Jiye as an endangered culture

The Jiye greatly suffered under the effects of the second civil war in Sudan (1983-2005), mainly because their area was located on the crossroad between the areas occupied by the Southern and Northern armies. In addition, the increased frequency of periods of drought among the Turkana in Northwestern Kenya, also affects the Jiye. The increased attacks of the Turkana on their northern neighbours, the Toposa, result in a domino effect in which the Turkana push the Toposa who push the Jiye who are forced to push into Murle-land. At the same time, the rapid population increase of the Toposa leads to an ever greater number of Toposa moving eastward to settle around the Moruankipi Hills. The recent establishment of three mission stations in that area serves as an additional attraction pole. As such, the Toposa are now preventing the Jiye access to the Kurun River area, one of their most important grazing areas. The effects of the civil war and of the constant attacks by the powerful Toposa have weakened the Jiye. A 2002 study shows that in the period 1983-2002, the subsistence pattern of the Jiye changed profoundly, now depending more on hunting (+ 20%) and less on livestock (- 15%) then before the second Sudanese civil war.


Move at the time of a seasonal migration. Photo Kyra Verswijver.

But the pressure on the Jiye during the last decades has also caused a rift between the Jiye territorial sections, where two sections left the traditional habitat and have sought refuge in a place called Boma, an area dominated by the Sudanese Murle. Temporary ‘out-migrations’ is a quite common adaptive response to periods of extreme harshness, and accounts of the Jiye show that they used to temporarily move towards Boma whenever struck by harsh droughts, invariably returning to their core area as soon as the situation stabilized. Things are different now because the migrant Jiye have lived in the Boma area for ten years already.
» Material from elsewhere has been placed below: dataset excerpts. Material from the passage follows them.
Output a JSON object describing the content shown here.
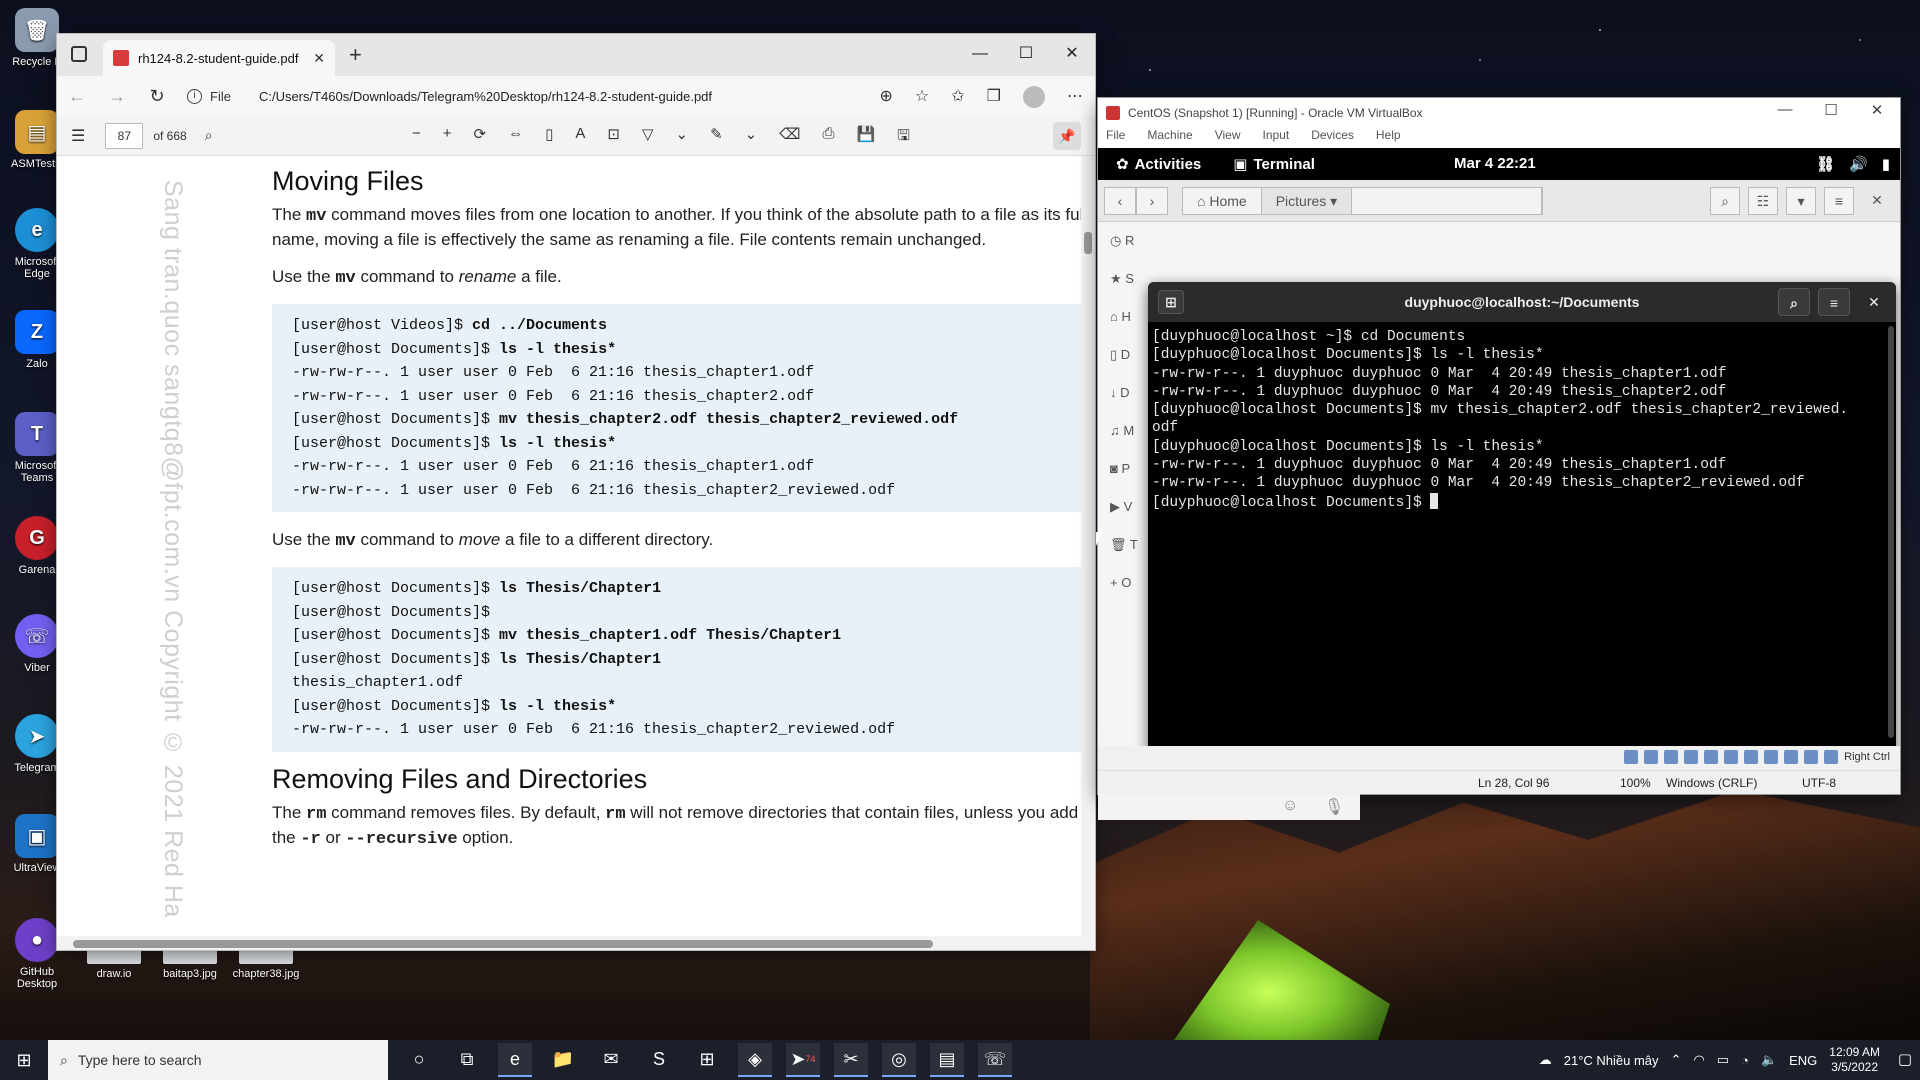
{
  "desktop": {
    "icons": [
      "Recycle B",
      "ASMTestN",
      "Microsoft Edge",
      "Zalo",
      "Microsoft Teams",
      "Garena",
      "Viber",
      "Telegram",
      "UltraView",
      "GitHub Desktop"
    ],
    "files": [
      "draw.io",
      "baitap3.jpg",
      "chapter38.jpg"
    ]
  },
  "edge": {
    "tab_title": "rh124-8.2-student-guide.pdf",
    "file_label": "File",
    "url": "C:/Users/T460s/Downloads/Telegram%20Desktop/rh124-8.2-student-guide.pdf",
    "page_number": "87",
    "page_count": "of 668",
    "watermark": "Sang tran.quoc sangtq8@fpt.com.vn   Copyright © 2021 Red Ha"
  },
  "pdf": {
    "h1": "Moving Files",
    "p1_a": "The ",
    "p1_cmd": "mv",
    "p1_b": " command moves files from one location to another. If you think of the absolute path to a file as its full name, moving a file is effectively the same as renaming a file. File contents remain unchanged.",
    "p2_a": "Use the ",
    "p2_cmd": "mv",
    "p2_b": " command to ",
    "p2_em": "rename",
    "p2_c": " a file.",
    "code1": [
      {
        "prompt": "[user@host Videos]$ ",
        "cmd": "cd ../Documents"
      },
      {
        "prompt": "[user@host Documents]$ ",
        "cmd": "ls -l thesis*"
      },
      {
        "prompt": "-rw-rw-r--. 1 user user 0 Feb  6 21:16 thesis_chapter1.odf",
        "cmd": ""
      },
      {
        "prompt": "-rw-rw-r--. 1 user user 0 Feb  6 21:16 thesis_chapter2.odf",
        "cmd": ""
      },
      {
        "prompt": "[user@host Documents]$ ",
        "cmd": "mv thesis_chapter2.odf thesis_chapter2_reviewed.odf"
      },
      {
        "prompt": "[user@host Documents]$ ",
        "cmd": "ls -l thesis*"
      },
      {
        "prompt": "-rw-rw-r--. 1 user user 0 Feb  6 21:16 thesis_chapter1.odf",
        "cmd": ""
      },
      {
        "prompt": "-rw-rw-r--. 1 user user 0 Feb  6 21:16 thesis_chapter2_reviewed.odf",
        "cmd": ""
      }
    ],
    "p3_a": "Use the ",
    "p3_cmd": "mv",
    "p3_b": " command to ",
    "p3_em": "move",
    "p3_c": " a file to a different directory.",
    "code2": [
      {
        "prompt": "[user@host Documents]$ ",
        "cmd": "ls Thesis/Chapter1"
      },
      {
        "prompt": "[user@host Documents]$",
        "cmd": ""
      },
      {
        "prompt": "[user@host Documents]$ ",
        "cmd": "mv thesis_chapter1.odf Thesis/Chapter1"
      },
      {
        "prompt": "[user@host Documents]$ ",
        "cmd": "ls Thesis/Chapter1"
      },
      {
        "prompt": "thesis_chapter1.odf",
        "cmd": ""
      },
      {
        "prompt": "[user@host Documents]$ ",
        "cmd": "ls -l thesis*"
      },
      {
        "prompt": "-rw-rw-r--. 1 user user 0 Feb  6 21:16 thesis_chapter2_reviewed.odf",
        "cmd": ""
      }
    ],
    "h2": "Removing Files and Directories",
    "p4_a": "The ",
    "p4_cmd1": "rm",
    "p4_b": " command removes files. By default, ",
    "p4_cmd2": "rm",
    "p4_c": " will not remove directories that contain files, unless you add the ",
    "p4_opt1": "-r",
    "p4_d": " or ",
    "p4_opt2": "--recursive",
    "p4_e": " option."
  },
  "vbox": {
    "title": "CentOS (Snapshot 1) [Running] - Oracle VM VirtualBox",
    "menu": [
      "File",
      "Machine",
      "View",
      "Input",
      "Devices",
      "Help"
    ],
    "host_key": "Right Ctrl"
  },
  "gnome": {
    "activities": "Activities",
    "app": "Terminal",
    "clock": "Mar 4  22:21"
  },
  "nautilus": {
    "path": [
      "Home",
      "Pictures"
    ],
    "sidebar_letters": [
      "R",
      "S",
      "H",
      "D",
      "D",
      "M",
      "P",
      "V",
      "T",
      "O"
    ]
  },
  "terminal": {
    "title": "duyphuoc@localhost:~/Documents",
    "lines": [
      "[duyphuoc@localhost ~]$ cd Documents",
      "[duyphuoc@localhost Documents]$ ls -l thesis*",
      "-rw-rw-r--. 1 duyphuoc duyphuoc 0 Mar  4 20:49 thesis_chapter1.odf",
      "-rw-rw-r--. 1 duyphuoc duyphuoc 0 Mar  4 20:49 thesis_chapter2.odf",
      "[duyphuoc@localhost Documents]$ mv thesis_chapter2.odf thesis_chapter2_reviewed.",
      "odf",
      "[duyphuoc@localhost Documents]$ ls -l thesis*",
      "-rw-rw-r--. 1 duyphuoc duyphuoc 0 Mar  4 20:49 thesis_chapter1.odf",
      "-rw-rw-r--. 1 duyphuoc duyphuoc 0 Mar  4 20:49 thesis_chapter2_reviewed.odf"
    ],
    "prompt": "[duyphuoc@localhost Documents]$ "
  },
  "notepad_status": {
    "position": "Ln 28, Col 96",
    "zoom": "100%",
    "eol": "Windows (CRLF)",
    "encoding": "UTF-8"
  },
  "taskbar": {
    "search_placeholder": "Type here to search",
    "weather": "21°C  Nhiều mây",
    "lang": "ENG",
    "time": "12:09 AM",
    "date": "3/5/2022",
    "telegram_badge": "74"
  }
}
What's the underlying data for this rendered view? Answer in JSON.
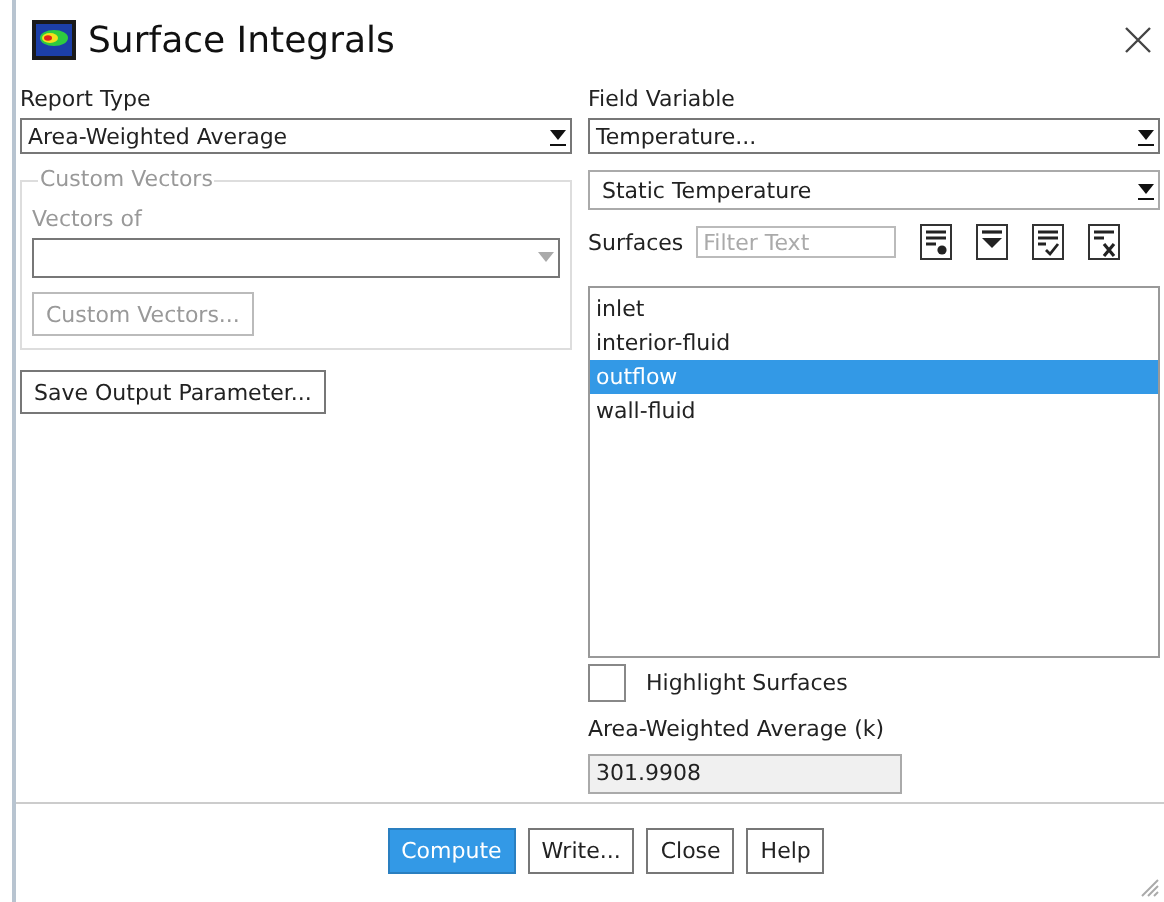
{
  "window": {
    "title": "Surface Integrals"
  },
  "report_type": {
    "label": "Report Type",
    "value": "Area-Weighted Average"
  },
  "custom_vectors": {
    "title": "Custom Vectors",
    "vectors_of_label": "Vectors of",
    "disabled": true,
    "button": "Custom Vectors..."
  },
  "save_button": "Save Output Parameter...",
  "field_variable": {
    "label": "Field Variable",
    "category": "Temperature...",
    "value": "Static Temperature"
  },
  "surfaces": {
    "label": "Surfaces",
    "placeholder": "Filter Text",
    "items": [
      {
        "label": "inlet",
        "selected": false
      },
      {
        "label": "interior-fluid",
        "selected": false
      },
      {
        "label": "outflow",
        "selected": true
      },
      {
        "label": "wall-fluid",
        "selected": false
      }
    ]
  },
  "highlight_surfaces": {
    "label": "Highlight Surfaces",
    "checked": false
  },
  "result": {
    "label": "Area-Weighted Average (k)",
    "value": "301.9908"
  },
  "buttons": [
    {
      "label": "Compute",
      "primary": true
    },
    {
      "label": "Write...",
      "primary": false
    },
    {
      "label": "Close",
      "primary": false
    },
    {
      "label": "Help",
      "primary": false
    }
  ]
}
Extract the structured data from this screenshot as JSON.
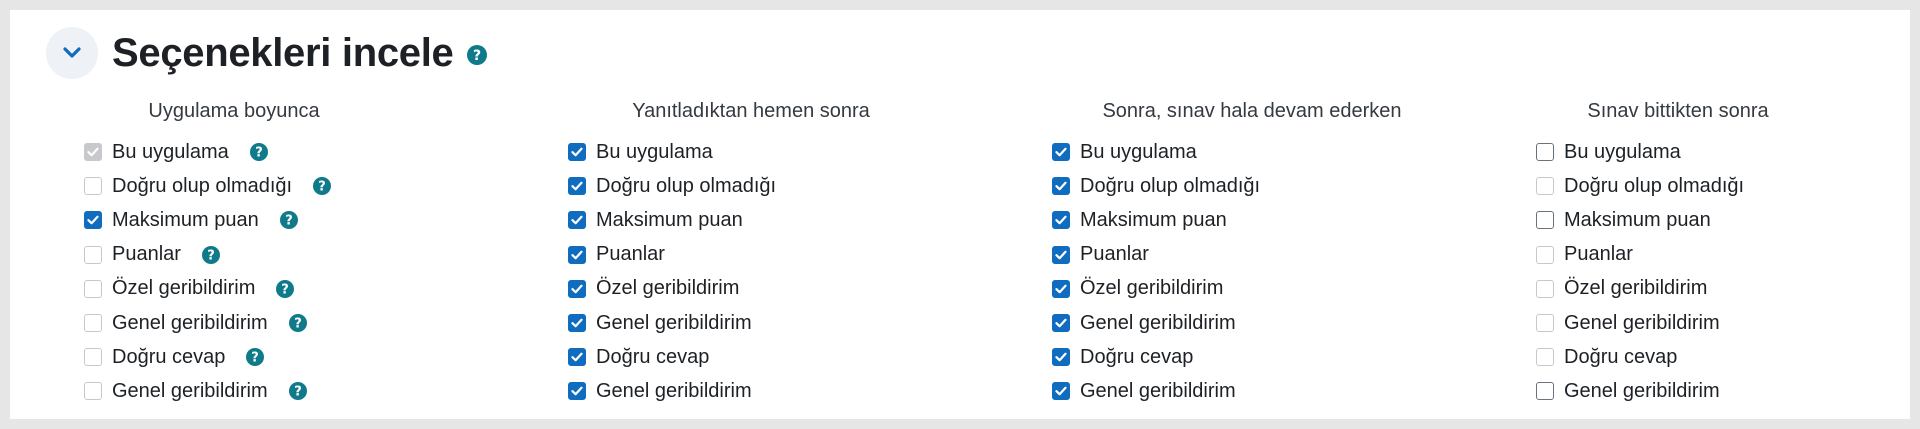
{
  "section": {
    "title": "Seçenekleri incele",
    "collapse_icon": "chevron-down-icon"
  },
  "colors": {
    "accent": "#0f6cbf",
    "help_icon": "#0f7b8a"
  },
  "columns": [
    {
      "header": "Uygulama boyunca",
      "items": [
        {
          "label": "Bu uygulama",
          "checked": true,
          "disabled": true,
          "help": true
        },
        {
          "label": "Doğru olup olmadığı",
          "checked": false,
          "help": true
        },
        {
          "label": "Maksimum puan",
          "checked": true,
          "help": true
        },
        {
          "label": "Puanlar",
          "checked": false,
          "help": true
        },
        {
          "label": "Özel geribildirim",
          "checked": false,
          "help": true
        },
        {
          "label": "Genel geribildirim",
          "checked": false,
          "help": true
        },
        {
          "label": "Doğru cevap",
          "checked": false,
          "help": true
        },
        {
          "label": "Genel geribildirim",
          "checked": false,
          "help": true
        }
      ]
    },
    {
      "header": "Yanıtladıktan hemen sonra",
      "items": [
        {
          "label": "Bu uygulama",
          "checked": true
        },
        {
          "label": "Doğru olup olmadığı",
          "checked": true
        },
        {
          "label": "Maksimum puan",
          "checked": true
        },
        {
          "label": "Puanlar",
          "checked": true
        },
        {
          "label": "Özel geribildirim",
          "checked": true
        },
        {
          "label": "Genel geribildirim",
          "checked": true
        },
        {
          "label": "Doğru cevap",
          "checked": true
        },
        {
          "label": "Genel geribildirim",
          "checked": true
        }
      ]
    },
    {
      "header": "Sonra, sınav hala devam ederken",
      "items": [
        {
          "label": "Bu uygulama",
          "checked": true
        },
        {
          "label": "Doğru olup olmadığı",
          "checked": true
        },
        {
          "label": "Maksimum puan",
          "checked": true
        },
        {
          "label": "Puanlar",
          "checked": true
        },
        {
          "label": "Özel geribildirim",
          "checked": true
        },
        {
          "label": "Genel geribildirim",
          "checked": true
        },
        {
          "label": "Doğru cevap",
          "checked": true
        },
        {
          "label": "Genel geribildirim",
          "checked": true
        }
      ]
    },
    {
      "header": "Sınav bittikten sonra",
      "items": [
        {
          "label": "Bu uygulama",
          "checked": false,
          "dark": true
        },
        {
          "label": "Doğru olup olmadığı",
          "checked": false
        },
        {
          "label": "Maksimum puan",
          "checked": false,
          "dark": true
        },
        {
          "label": "Puanlar",
          "checked": false
        },
        {
          "label": "Özel geribildirim",
          "checked": false
        },
        {
          "label": "Genel geribildirim",
          "checked": false
        },
        {
          "label": "Doğru cevap",
          "checked": false
        },
        {
          "label": "Genel geribildirim",
          "checked": false,
          "dark": true
        }
      ]
    }
  ]
}
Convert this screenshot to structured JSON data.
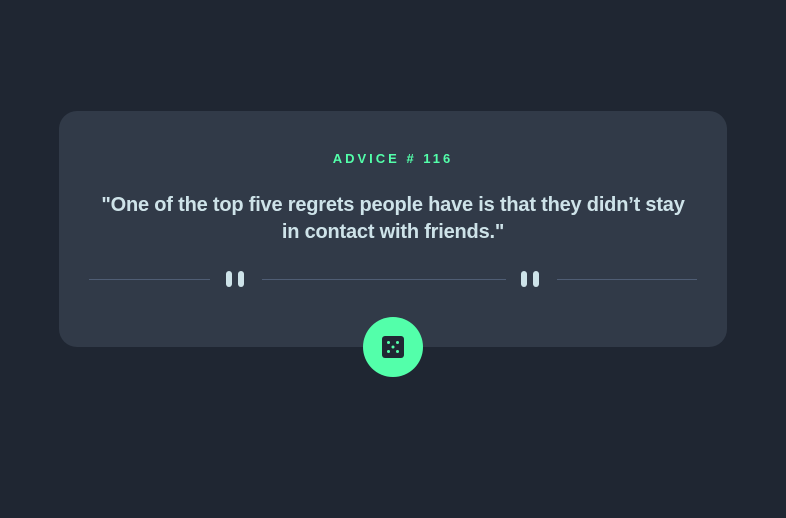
{
  "advice": {
    "label": "ADVICE # 116",
    "quote": "\"One of the top five regrets people have is that they didn’t stay in contact with friends.\""
  },
  "divider": {
    "icon": "pause-icon"
  },
  "button": {
    "icon": "dice-icon"
  },
  "colors": {
    "background": "#1f2632",
    "card": "#313a48",
    "accent": "#53ffaa",
    "text": "#cee3e9",
    "divider": "#4f5d74"
  }
}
It is clear that, although being exploited by the Murle, the Boma Jiye prefer an alliance with the culturally and linguistically more distant Murle than with their closer kin, the Toposa. The other two Jiye territorial sections that have remained in the area south of the Kassangor Hills, are on the verge of being incorporated into the Toposa, ‘Jiye by clan, but Toposa by tribe’. The weak position of the Jiye is aggravated by the local policy where both the Toposa and Murle have control over the local administration and hence also on all kinds of assistance that may be given in the area.
In sum, it is clear that Jiye culture is rapidly changing and that their identity is compromised at the long term ― a process that is fostered by national politicians.


Sorghum processing in front of the residential hut (with the granaries in the background). Photo Martine de Roeck.